Elizabeth Taylor: The Grit & Glamour of an Icon

By Kate Anderson Brower

Harper; hardcover, 512 pages; $32.50

Kate Anderson Brower is a CNN contributor and covered the Obama administration for Bloomberg News. She is also a former CBS News staffer and Fox News producer. She is the author of the #1 New York Times bestseller The Residence and First Women, which was also a bestseller. She has written for the New York Times, Vanity Fair, and the Washington Post.

Elizabeth Taylor: The Grit & Glamour of an Icon is the first ever authorized biography of the most famous movie star of the twentieth century. Brower uses Elizabeth's unpublished letters, diary entries, and off-the-record interview transcripts, as well as interviews with 250 of her closest friends and family to tell the full story of her remarkable career and her explosive private life that made headlines worldwide.

No celebrity rivaled Elizabeth Taylor's glamour and guts or her level of fame. She was the last major star to come out of the Hollywood studio system. She rose to massive fame when she was just twelve years old in National Velvet, and became the first to negotiate a million-dollar contract when she appeared in the film Cleopatra.

Taylor was a legend known for her beauty and her magnetic screen presence in a career that spanned most of the twentieth century and nearly sixty films. As if that wasn't enough, her private life was even more compelling. During her seventy-nine years of rapid-fire love and loss, she was married eight times to seven different men.

The word that describes Taylor above all others is survivor, as she was twice divorced and once-widowed by the time she was 26 years old. Her life was a soap opera that ended in a deeply meaningful way when she became the first major celebrity activist to lead the fight against HIV/AIDS. She was a co-founder of AmfAR, and raised more than $100 million for research and patient care. She was also a shrewd businesswoman who made a fortune as the first celebrity perfumer who always demanded to be paid what she was worth.

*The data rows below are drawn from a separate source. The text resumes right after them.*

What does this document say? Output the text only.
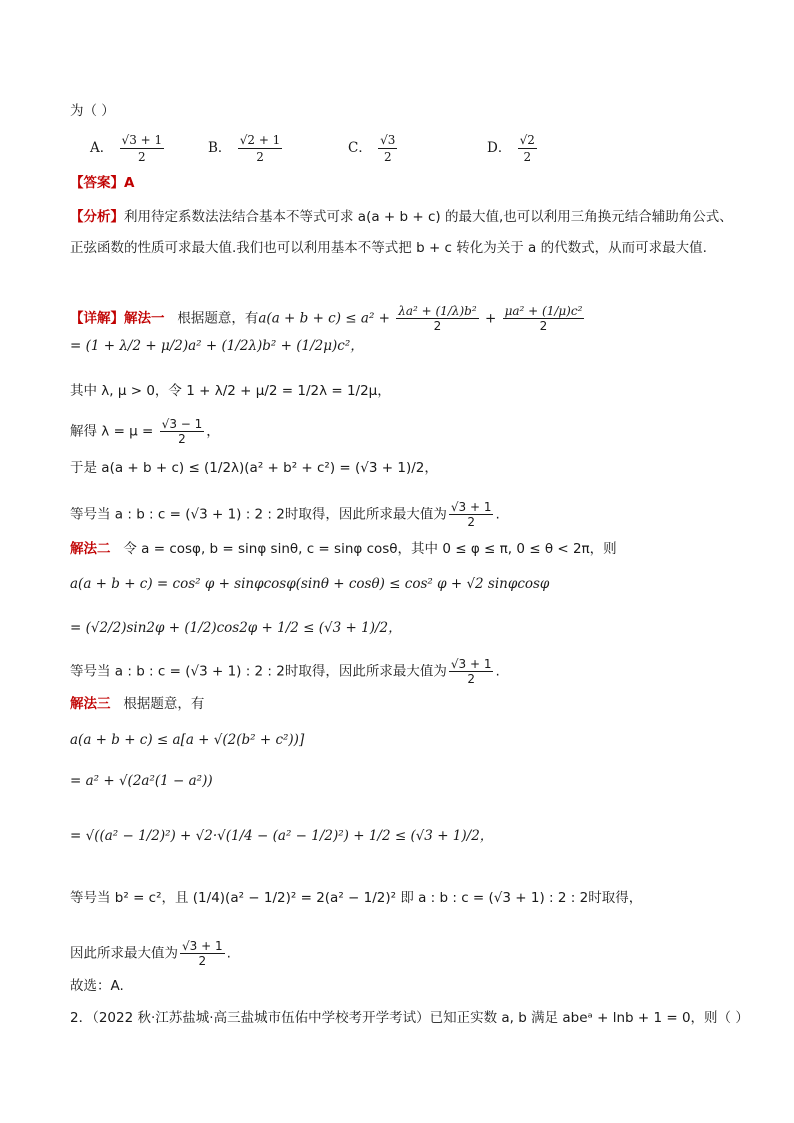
为（ ）
A． $\frac{√3 + 1}{2}$	B． $\frac{√2 + 1}{2}$	C． $\frac{√3}{2}$	D． $\frac{√2}{2}$
【答案】A
【分析】利用待定系数法法结合基本不等式可求 a(a + b + c) 的最大值,也可以利用三角换元结合辅助角公式、
正弦函数的性质可求最大值.我们也可以利用基本不等式把 b + c 转化为关于 a 的代数式，从而可求最大值.
【详解】解法一 根据题意，有$a(a + b + c) \le a^2 + \frac{\text{λa² + (1/λ)b²}}{2} + \frac{\text{μa² + (1/μ)c²}}{2}$
= (1 + λ/2 + μ/2)a² + (1/2λ)b² + (1/2μ)c²，
其中 λ, μ > 0，令 1 + λ/2 + μ/2 = 1/2λ = 1/2μ，
解得 $\lambda = \mu = \frac{√3 - 1}{2}$ ，
于是 a(a + b + c) ≤ (1/2λ)(a² + b² + c²) = (√3 + 1)/2，
等号当 a : b : c = (√3 + 1) : 2 : 2时取得，因此所求最大值为 $\frac{√3 + 1}{2}$ .
解法二 令 a = cosφ, b = sinφ sinθ, c = sinφ cosθ，其中 0 ≤ φ ≤ π, 0 ≤ θ < 2π，则
a(a + b + c) = cos² φ + sinφcosφ(sinθ + cosθ) ≤ cos² φ + √2 sinφcosφ
= (√2/2)sin2φ + (1/2)cos2φ + 1/2 ≤ (√3 + 1)/2，
等号当 a : b : c = (√3 + 1) : 2 : 2时取得，因此所求最大值为 $\frac{√3 + 1}{2}$ .
解法三 根据题意，有
a(a + b + c) ≤ a[a + √(2(b² + c²))]
= a² + √(2a²(1 − a²))
= √((a² − 1/2)²) + √2·√(1/4 − (a² − 1/2)²) + 1/2 ≤ (√3 + 1)/2，
等号当 b² = c²，且 (1/4)(a² − 1/2)² = 2(a² − 1/2)² 即 a : b : c = (√3 + 1) : 2 : 2时取得，
因此所求最大值为 $\frac{√3 + 1}{2}$ .
故选：A.
2．（2022 秋·江苏盐城·高三盐城市伍佑中学校考开学考试）已知正实数 a, b 满足 abeᵃ + lnb + 1 = 0，则（ ）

"Elizabeth never thought of herself as being larger than life," Brower writes. "And how could she? She could not remember a time when she was not famous. In 1944, when she was twelve years old, she played the lead in National Velvet and became a heroine to girls around the world. She was the last star created by the Hollywood studio system, and her global fame is rivaled only by a handful of other women: Jackie Kennedy, Marilyn Monroe, and Queen Elizabeth II. Jackie (who was fascinated by Elizabeth) withdrew into a private world, Marilyn collapsed under the pressure, and the Queen was buffered by the walls of Buckingham Palace. Elizabeth, by contrast, flourished. In 1963, when Elizabeth was just thirty-one years old, The New Yorker magazine's film critic Brendan Gill noted that she was 'less an actress by now than a great natural wonder, like Niagara or the Alps.'

"She made fifty-six films and ten television movies over nearly sixty years, but her lust for life has eclipsed her professional accomplishments. She was famous, even infamous, for her eight marriages to seven different men. By the time she was twenty-six, she was twice divorced and once widowed. Her stardom was organic and so much a part of who she was. Long after she stopped acting, the drama surrounding her personal life was on display on magazine covers at every supermarket checkout counter in the world. But beneath the psychic clutter of her own mythology was a bawdy woman, quick to laughter and self-deprecation. Her life was a soap opera that ended in a deeply meaningful way.

"She was an early influencer and the original multihypenate. She was the first to do so many things: she played daring roles, like Maggie the Cat, who voiced the suspicion of homosexuality, a verboten topic in the 1950s; she was the first actor, male or female, to negotiate a million-dollar contract, when she appeared in the epic film Cleopatra; she was the first celebrity to get treatment for her addiction to alcohol and drugs at the Betty Ford Center; she was the first major star to use her fame to change the course of history through her bold and defiant HIV and AIDS activism; and she was among the first celebrities to create her own massively successful perfume line. Elizabeth was a 'lady boss,' long before the term was popular."